I’ve been getting some peculiar e-mails lately.
I realize this does not set me apart in any way. Let’s face it, if you have access to a computer and the Weird Wide Internet thingie — and that takes in about 85 percent of us — you’re going to get some e-mails that raise your eyebrows, with subjects ranging from untold riches awaiting in Nigerian bank accounts to methods of enlarging (or diminishing) various body parts to faucets. No kidding. I get a lot of messages about faucets.
It all gets back to something I’ve repeated at the dinner table every Thanksgiving for the last (mumble) years: Give us humans an amazing piece of technology, and we’ll find a way to abuse it. Invent the car, we’ll run it into a tree. Put the telephone in widespread use, and immediately someone will start calling during supper to ask for money. Come up with television, and you’ll get 600 channels with nothing worth watching.

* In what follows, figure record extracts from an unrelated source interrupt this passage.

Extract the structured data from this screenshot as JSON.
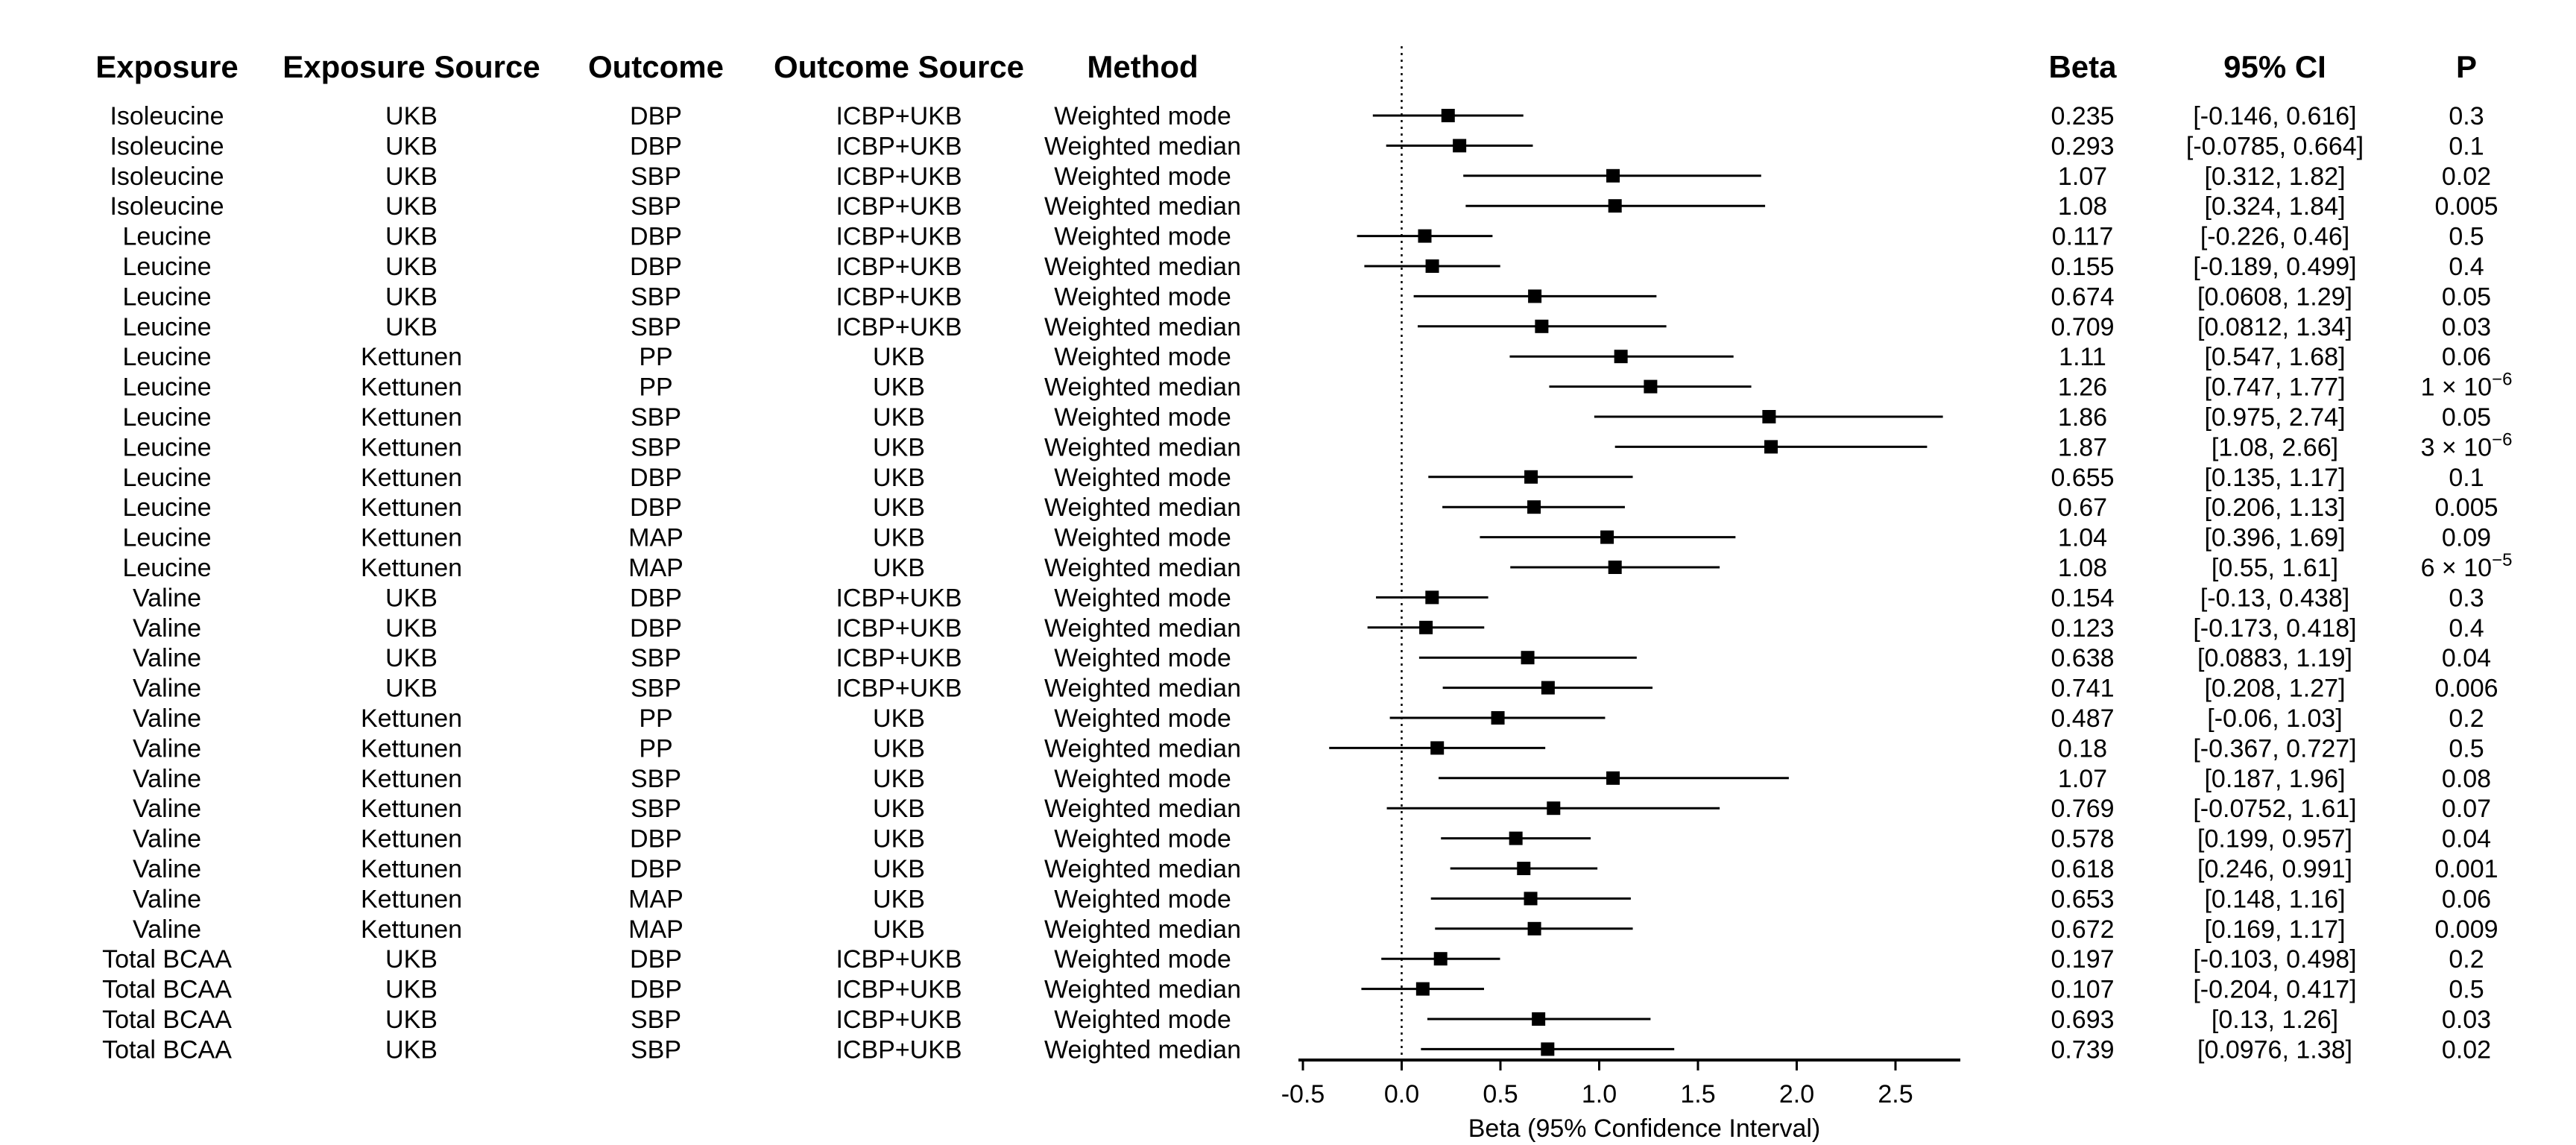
{
  "chart_data": {
    "type": "forest",
    "columns": [
      "Exposure",
      "Exposure Source",
      "Outcome",
      "Outcome Source",
      "Method",
      "Beta",
      "95% CI",
      "P"
    ],
    "rows": [
      {
        "exposure": "Isoleucine",
        "exposure_source": "UKB",
        "outcome": "DBP",
        "outcome_source": "ICBP+UKB",
        "method": "Weighted mode",
        "beta": 0.235,
        "lo": -0.146,
        "hi": 0.616,
        "beta_text": "0.235",
        "ci_text": "[-0.146, 0.616]",
        "p": "0.3",
        "p_exp": ""
      },
      {
        "exposure": "Isoleucine",
        "exposure_source": "UKB",
        "outcome": "DBP",
        "outcome_source": "ICBP+UKB",
        "method": "Weighted median",
        "beta": 0.293,
        "lo": -0.0785,
        "hi": 0.664,
        "beta_text": "0.293",
        "ci_text": "[-0.0785, 0.664]",
        "p": "0.1",
        "p_exp": ""
      },
      {
        "exposure": "Isoleucine",
        "exposure_source": "UKB",
        "outcome": "SBP",
        "outcome_source": "ICBP+UKB",
        "method": "Weighted mode",
        "beta": 1.07,
        "lo": 0.312,
        "hi": 1.82,
        "beta_text": "1.07",
        "ci_text": "[0.312, 1.82]",
        "p": "0.02",
        "p_exp": ""
      },
      {
        "exposure": "Isoleucine",
        "exposure_source": "UKB",
        "outcome": "SBP",
        "outcome_source": "ICBP+UKB",
        "method": "Weighted median",
        "beta": 1.08,
        "lo": 0.324,
        "hi": 1.84,
        "beta_text": "1.08",
        "ci_text": "[0.324, 1.84]",
        "p": "0.005",
        "p_exp": ""
      },
      {
        "exposure": "Leucine",
        "exposure_source": "UKB",
        "outcome": "DBP",
        "outcome_source": "ICBP+UKB",
        "method": "Weighted mode",
        "beta": 0.117,
        "lo": -0.226,
        "hi": 0.46,
        "beta_text": "0.117",
        "ci_text": "[-0.226, 0.46]",
        "p": "0.5",
        "p_exp": ""
      },
      {
        "exposure": "Leucine",
        "exposure_source": "UKB",
        "outcome": "DBP",
        "outcome_source": "ICBP+UKB",
        "method": "Weighted median",
        "beta": 0.155,
        "lo": -0.189,
        "hi": 0.499,
        "beta_text": "0.155",
        "ci_text": "[-0.189, 0.499]",
        "p": "0.4",
        "p_exp": ""
      },
      {
        "exposure": "Leucine",
        "exposure_source": "UKB",
        "outcome": "SBP",
        "outcome_source": "ICBP+UKB",
        "method": "Weighted mode",
        "beta": 0.674,
        "lo": 0.0608,
        "hi": 1.29,
        "beta_text": "0.674",
        "ci_text": "[0.0608, 1.29]",
        "p": "0.05",
        "p_exp": ""
      },
      {
        "exposure": "Leucine",
        "exposure_source": "UKB",
        "outcome": "SBP",
        "outcome_source": "ICBP+UKB",
        "method": "Weighted median",
        "beta": 0.709,
        "lo": 0.0812,
        "hi": 1.34,
        "beta_text": "0.709",
        "ci_text": "[0.0812, 1.34]",
        "p": "0.03",
        "p_exp": ""
      },
      {
        "exposure": "Leucine",
        "exposure_source": "Kettunen",
        "outcome": "PP",
        "outcome_source": "UKB",
        "method": "Weighted mode",
        "beta": 1.11,
        "lo": 0.547,
        "hi": 1.68,
        "beta_text": "1.11",
        "ci_text": "[0.547, 1.68]",
        "p": "0.06",
        "p_exp": ""
      },
      {
        "exposure": "Leucine",
        "exposure_source": "Kettunen",
        "outcome": "PP",
        "outcome_source": "UKB",
        "method": "Weighted median",
        "beta": 1.26,
        "lo": 0.747,
        "hi": 1.77,
        "beta_text": "1.26",
        "ci_text": "[0.747, 1.77]",
        "p": "1 × 10",
        "p_exp": "−6"
      },
      {
        "exposure": "Leucine",
        "exposure_source": "Kettunen",
        "outcome": "SBP",
        "outcome_source": "UKB",
        "method": "Weighted mode",
        "beta": 1.86,
        "lo": 0.975,
        "hi": 2.74,
        "beta_text": "1.86",
        "ci_text": "[0.975, 2.74]",
        "p": "0.05",
        "p_exp": ""
      },
      {
        "exposure": "Leucine",
        "exposure_source": "Kettunen",
        "outcome": "SBP",
        "outcome_source": "UKB",
        "method": "Weighted median",
        "beta": 1.87,
        "lo": 1.08,
        "hi": 2.66,
        "beta_text": "1.87",
        "ci_text": "[1.08, 2.66]",
        "p": "3 × 10",
        "p_exp": "−6"
      },
      {
        "exposure": "Leucine",
        "exposure_source": "Kettunen",
        "outcome": "DBP",
        "outcome_source": "UKB",
        "method": "Weighted mode",
        "beta": 0.655,
        "lo": 0.135,
        "hi": 1.17,
        "beta_text": "0.655",
        "ci_text": "[0.135, 1.17]",
        "p": "0.1",
        "p_exp": ""
      },
      {
        "exposure": "Leucine",
        "exposure_source": "Kettunen",
        "outcome": "DBP",
        "outcome_source": "UKB",
        "method": "Weighted median",
        "beta": 0.67,
        "lo": 0.206,
        "hi": 1.13,
        "beta_text": "0.67",
        "ci_text": "[0.206, 1.13]",
        "p": "0.005",
        "p_exp": ""
      },
      {
        "exposure": "Leucine",
        "exposure_source": "Kettunen",
        "outcome": "MAP",
        "outcome_source": "UKB",
        "method": "Weighted mode",
        "beta": 1.04,
        "lo": 0.396,
        "hi": 1.69,
        "beta_text": "1.04",
        "ci_text": "[0.396, 1.69]",
        "p": "0.09",
        "p_exp": ""
      },
      {
        "exposure": "Leucine",
        "exposure_source": "Kettunen",
        "outcome": "MAP",
        "outcome_source": "UKB",
        "method": "Weighted median",
        "beta": 1.08,
        "lo": 0.55,
        "hi": 1.61,
        "beta_text": "1.08",
        "ci_text": "[0.55, 1.61]",
        "p": "6 × 10",
        "p_exp": "−5"
      },
      {
        "exposure": "Valine",
        "exposure_source": "UKB",
        "outcome": "DBP",
        "outcome_source": "ICBP+UKB",
        "method": "Weighted mode",
        "beta": 0.154,
        "lo": -0.13,
        "hi": 0.438,
        "beta_text": "0.154",
        "ci_text": "[-0.13, 0.438]",
        "p": "0.3",
        "p_exp": ""
      },
      {
        "exposure": "Valine",
        "exposure_source": "UKB",
        "outcome": "DBP",
        "outcome_source": "ICBP+UKB",
        "method": "Weighted median",
        "beta": 0.123,
        "lo": -0.173,
        "hi": 0.418,
        "beta_text": "0.123",
        "ci_text": "[-0.173, 0.418]",
        "p": "0.4",
        "p_exp": ""
      },
      {
        "exposure": "Valine",
        "exposure_source": "UKB",
        "outcome": "SBP",
        "outcome_source": "ICBP+UKB",
        "method": "Weighted mode",
        "beta": 0.638,
        "lo": 0.0883,
        "hi": 1.19,
        "beta_text": "0.638",
        "ci_text": "[0.0883, 1.19]",
        "p": "0.04",
        "p_exp": ""
      },
      {
        "exposure": "Valine",
        "exposure_source": "UKB",
        "outcome": "SBP",
        "outcome_source": "ICBP+UKB",
        "method": "Weighted median",
        "beta": 0.741,
        "lo": 0.208,
        "hi": 1.27,
        "beta_text": "0.741",
        "ci_text": "[0.208, 1.27]",
        "p": "0.006",
        "p_exp": ""
      },
      {
        "exposure": "Valine",
        "exposure_source": "Kettunen",
        "outcome": "PP",
        "outcome_source": "UKB",
        "method": "Weighted mode",
        "beta": 0.487,
        "lo": -0.06,
        "hi": 1.03,
        "beta_text": "0.487",
        "ci_text": "[-0.06, 1.03]",
        "p": "0.2",
        "p_exp": ""
      },
      {
        "exposure": "Valine",
        "exposure_source": "Kettunen",
        "outcome": "PP",
        "outcome_source": "UKB",
        "method": "Weighted median",
        "beta": 0.18,
        "lo": -0.367,
        "hi": 0.727,
        "beta_text": "0.18",
        "ci_text": "[-0.367, 0.727]",
        "p": "0.5",
        "p_exp": ""
      },
      {
        "exposure": "Valine",
        "exposure_source": "Kettunen",
        "outcome": "SBP",
        "outcome_source": "UKB",
        "method": "Weighted mode",
        "beta": 1.07,
        "lo": 0.187,
        "hi": 1.96,
        "beta_text": "1.07",
        "ci_text": "[0.187, 1.96]",
        "p": "0.08",
        "p_exp": ""
      },
      {
        "exposure": "Valine",
        "exposure_source": "Kettunen",
        "outcome": "SBP",
        "outcome_source": "UKB",
        "method": "Weighted median",
        "beta": 0.769,
        "lo": -0.0752,
        "hi": 1.61,
        "beta_text": "0.769",
        "ci_text": "[-0.0752, 1.61]",
        "p": "0.07",
        "p_exp": ""
      },
      {
        "exposure": "Valine",
        "exposure_source": "Kettunen",
        "outcome": "DBP",
        "outcome_source": "UKB",
        "method": "Weighted mode",
        "beta": 0.578,
        "lo": 0.199,
        "hi": 0.957,
        "beta_text": "0.578",
        "ci_text": "[0.199, 0.957]",
        "p": "0.04",
        "p_exp": ""
      },
      {
        "exposure": "Valine",
        "exposure_source": "Kettunen",
        "outcome": "DBP",
        "outcome_source": "UKB",
        "method": "Weighted median",
        "beta": 0.618,
        "lo": 0.246,
        "hi": 0.991,
        "beta_text": "0.618",
        "ci_text": "[0.246, 0.991]",
        "p": "0.001",
        "p_exp": ""
      },
      {
        "exposure": "Valine",
        "exposure_source": "Kettunen",
        "outcome": "MAP",
        "outcome_source": "UKB",
        "method": "Weighted mode",
        "beta": 0.653,
        "lo": 0.148,
        "hi": 1.16,
        "beta_text": "0.653",
        "ci_text": "[0.148, 1.16]",
        "p": "0.06",
        "p_exp": ""
      },
      {
        "exposure": "Valine",
        "exposure_source": "Kettunen",
        "outcome": "MAP",
        "outcome_source": "UKB",
        "method": "Weighted median",
        "beta": 0.672,
        "lo": 0.169,
        "hi": 1.17,
        "beta_text": "0.672",
        "ci_text": "[0.169, 1.17]",
        "p": "0.009",
        "p_exp": ""
      },
      {
        "exposure": "Total BCAA",
        "exposure_source": "UKB",
        "outcome": "DBP",
        "outcome_source": "ICBP+UKB",
        "method": "Weighted mode",
        "beta": 0.197,
        "lo": -0.103,
        "hi": 0.498,
        "beta_text": "0.197",
        "ci_text": "[-0.103, 0.498]",
        "p": "0.2",
        "p_exp": ""
      },
      {
        "exposure": "Total BCAA",
        "exposure_source": "UKB",
        "outcome": "DBP",
        "outcome_source": "ICBP+UKB",
        "method": "Weighted median",
        "beta": 0.107,
        "lo": -0.204,
        "hi": 0.417,
        "beta_text": "0.107",
        "ci_text": "[-0.204, 0.417]",
        "p": "0.5",
        "p_exp": ""
      },
      {
        "exposure": "Total BCAA",
        "exposure_source": "UKB",
        "outcome": "SBP",
        "outcome_source": "ICBP+UKB",
        "method": "Weighted mode",
        "beta": 0.693,
        "lo": 0.13,
        "hi": 1.26,
        "beta_text": "0.693",
        "ci_text": "[0.13, 1.26]",
        "p": "0.03",
        "p_exp": ""
      },
      {
        "exposure": "Total BCAA",
        "exposure_source": "UKB",
        "outcome": "SBP",
        "outcome_source": "ICBP+UKB",
        "method": "Weighted median",
        "beta": 0.739,
        "lo": 0.0976,
        "hi": 1.38,
        "beta_text": "0.739",
        "ci_text": "[0.0976, 1.38]",
        "p": "0.02",
        "p_exp": ""
      }
    ],
    "xlim": [
      -0.5,
      2.85
    ],
    "xticks": [
      -0.5,
      0,
      0.5,
      1,
      1.5,
      2,
      2.5
    ],
    "xtick_labels": [
      "-0.5",
      "0.0",
      "0.5",
      "1.0",
      "1.5",
      "2.0",
      "2.5"
    ],
    "xlabel": "Beta (95% Confidence Interval)",
    "reference_line": 0,
    "grid": false,
    "legend": "none"
  }
}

We can’t help it. We are attracted to shiny things, but our first impulse always seems to be figuring out ways to take the shine off of them.
So it is with computers. Give us a way to communicate instantaneously with people practically anywhere in the world, and the first thing some subhumans are going to do is try an e-mail scam. And it must work, or they wouldn’t keep doing it again and again and again. Scam artists don’t beat dead horses. They move on until they find a live one, so to speak.
Anyway, back to my e-mail.
It should be apparent that I am used to a certain amount of weirdness in my inbox. In fact, I may be more accustomed to it than most, just by virtue of not being wired the same as an average human. I have a deep appreciation for the weird and tend to seek it out, rather than sitting back and waiting for it to find me. One look at my circle of friends should confirm that.
Even so, occasionally something comes in over the transom that is unusual, even for me, and that gets me back to the beginning: I’ve been getting some peculiar e-mails lately. I open my mailbox and there they are.
That’s all it says. Just “Bra.”
“Buying a bra? Check out these tips.”
Wow. Did they get a wrong number. Not only am I not in the market, I’m not planning to need that information for … oh, let’s say ever.
I feel like writing back:
Dear Bra: Thanks so much for your recent e-mail. It was very thoughtful of you to assume that I would need some tips about buying a You, seeing as how I am a guy and can honestly say that this is one thing I know absolutely nothing about purchasing. However, upon reflection I have determined that I would like to keep it this way. Your pal, Mike. P.S. If you see your friend Faucets, tell him that I’m not interested in what he’s selling, either. Thanks.
That should do it, don’t you think? Then I can go use the one feature of e-mail technology that I have come to appreciate most deeply — the delete button. But not before I claim all those riches awaiting me in Nigeria.